Anhaltende geschlechtsspezifische Diskrepanzen in der Berufsbildung
Im Jahr 2022 waren 49 Prozent der Schülerinnen und Schüler der Sekundarstufe II in der Europäischen Union in beruflichen Bildungsgängen eingeschrieben, wobei die Beteiligung der Männer an der beruflichen Erstausbildung (55,8 Prozent) deutlich höher war als die der Frauen (41,9 Prozent). Während dieser Trend in den meisten Ländern anhält – insbesondere in Italien, Polen und Deutschland, wo die geschlechtsspezifischen Unterschiede am größten sind – beginnen einige Länder, diesen Trend umzukehren.
In ganz Europa sind weibliche Absolventen in MINT-Fächern nach wie vor rar: Ingenieurwesen (7,1 Prozent aller Absolventen in diesem Fach), Architektur und Bauwesen (12,6 Prozent), IKT (2,5 Prozent), Naturwissenschaften, Mathematik und Statistik (15,4 Prozent). Dies beeinträchtigt weiterhin sowohl die Attraktivität als auch die Gleichstellung der beruflichen Bildung. Umgekehrt sind bestimmte Berufsbildungsbereiche überwiegend weiblich, z. B. das Gesundheitswesen (83,1 Prozent), das Sozialwesen (86,6 Prozent) und das Bildungswesen (96,3 Prozent).
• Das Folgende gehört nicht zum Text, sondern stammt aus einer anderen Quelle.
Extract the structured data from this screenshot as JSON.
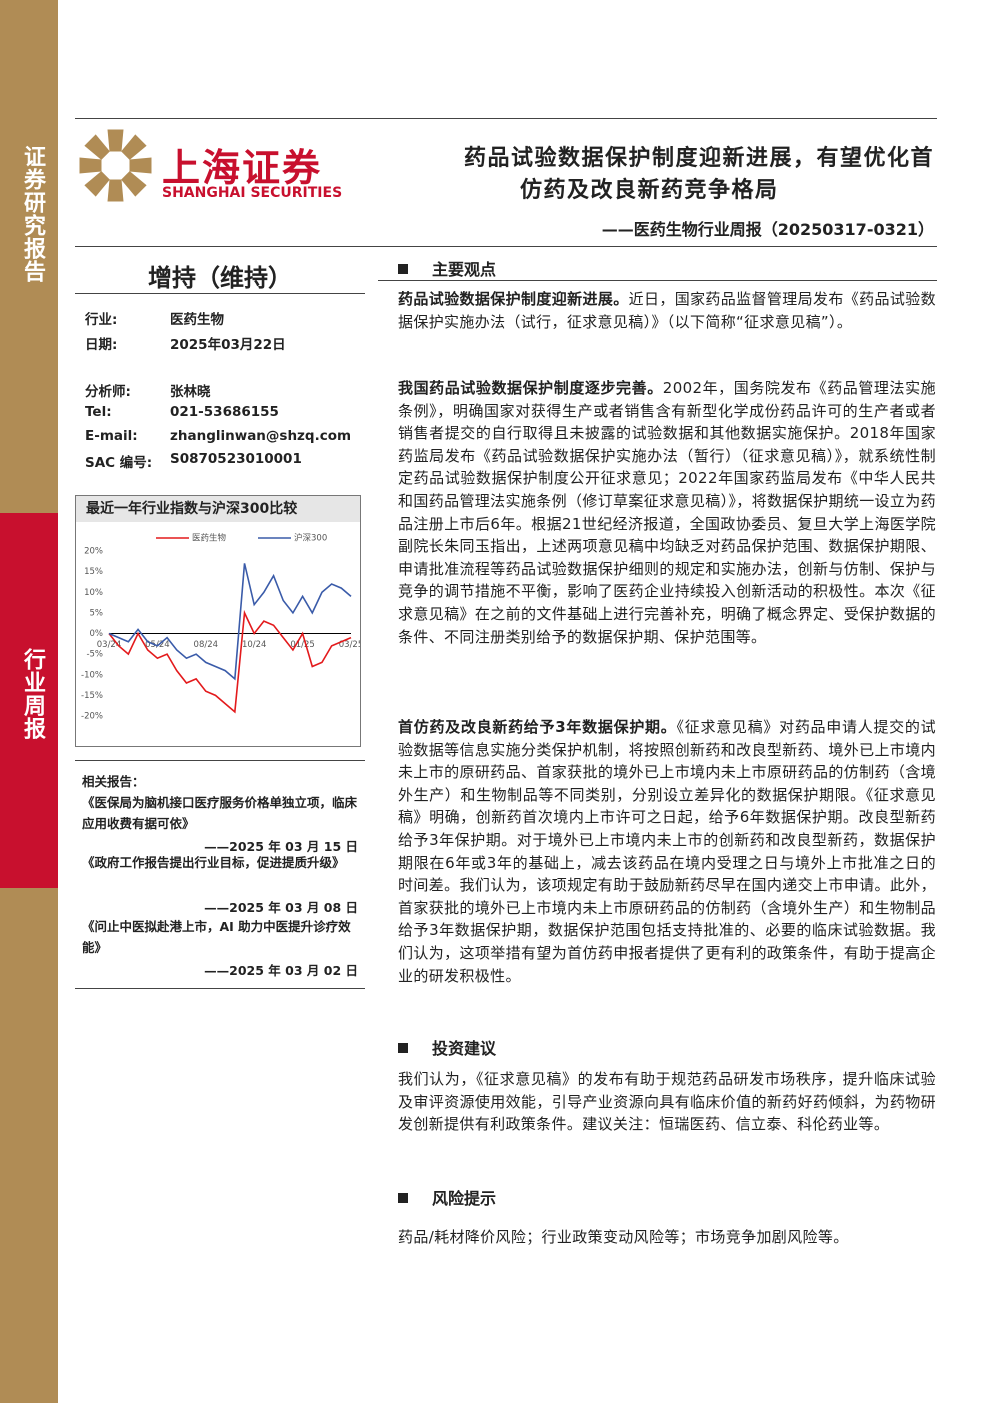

Traditionelle geschlechtsspezifische Präferenzen und strukturelle Hindernisse prägen nach wie vor die Berufswahl.
Einige Länder beschreiten jedoch einen neuen Weg, um Stereotypen in Frage zu stellen und die Inklusivität in der Berufsbildung durch Initiativen zur Umkehrung dieser Trends zu fördern.
Nationale Initiativen treiben den Wandel voran
In ganz Europa führen mehrere Länder mutige Maßnahmen und Kampagnen durch, um Geschlechternormen in Frage zu stellen und die Beteiligung von Frauen in traditionell von Männern dominierten Berufsbildungsbereichen zu fördern.
Irland – „Fact, Faces, Futures“ (deutsch: „Fakten, Gesichter, Zukunft“): Diese Kampagne stellt verschiedene weibliche Vorbilder und Erfolgsgeschichten vor, um Mädchen zu ermutigen, eine Berufsausbildung in Betracht zu ziehen, was zu einem deutlichen Anstieg der Anmeldungen von Frauen geführt hat.
Österreich – Förderung der Gleichstellung von Frauen und Männern in der Berufsausbildung: In Österreich ist die Zahl der weiblichen Lehrlinge dank Initiativen wie dem Projekt „Digital Pioneers“, das junge Frauen in Programmierung, digitalen Fähigkeiten und unternehmerischer Innovation schult, stark gestiegen. Die Wirtschaftskammer Österreich finanziert auch Projekte zur Unterstützung von Frauen in nicht-traditionellen Bereichen, während „Women Entrepreneurs Go to School“ (seit 2017) Mädchen dazu inspiriert, eine unternehmerische Laufbahn einzuschlagen.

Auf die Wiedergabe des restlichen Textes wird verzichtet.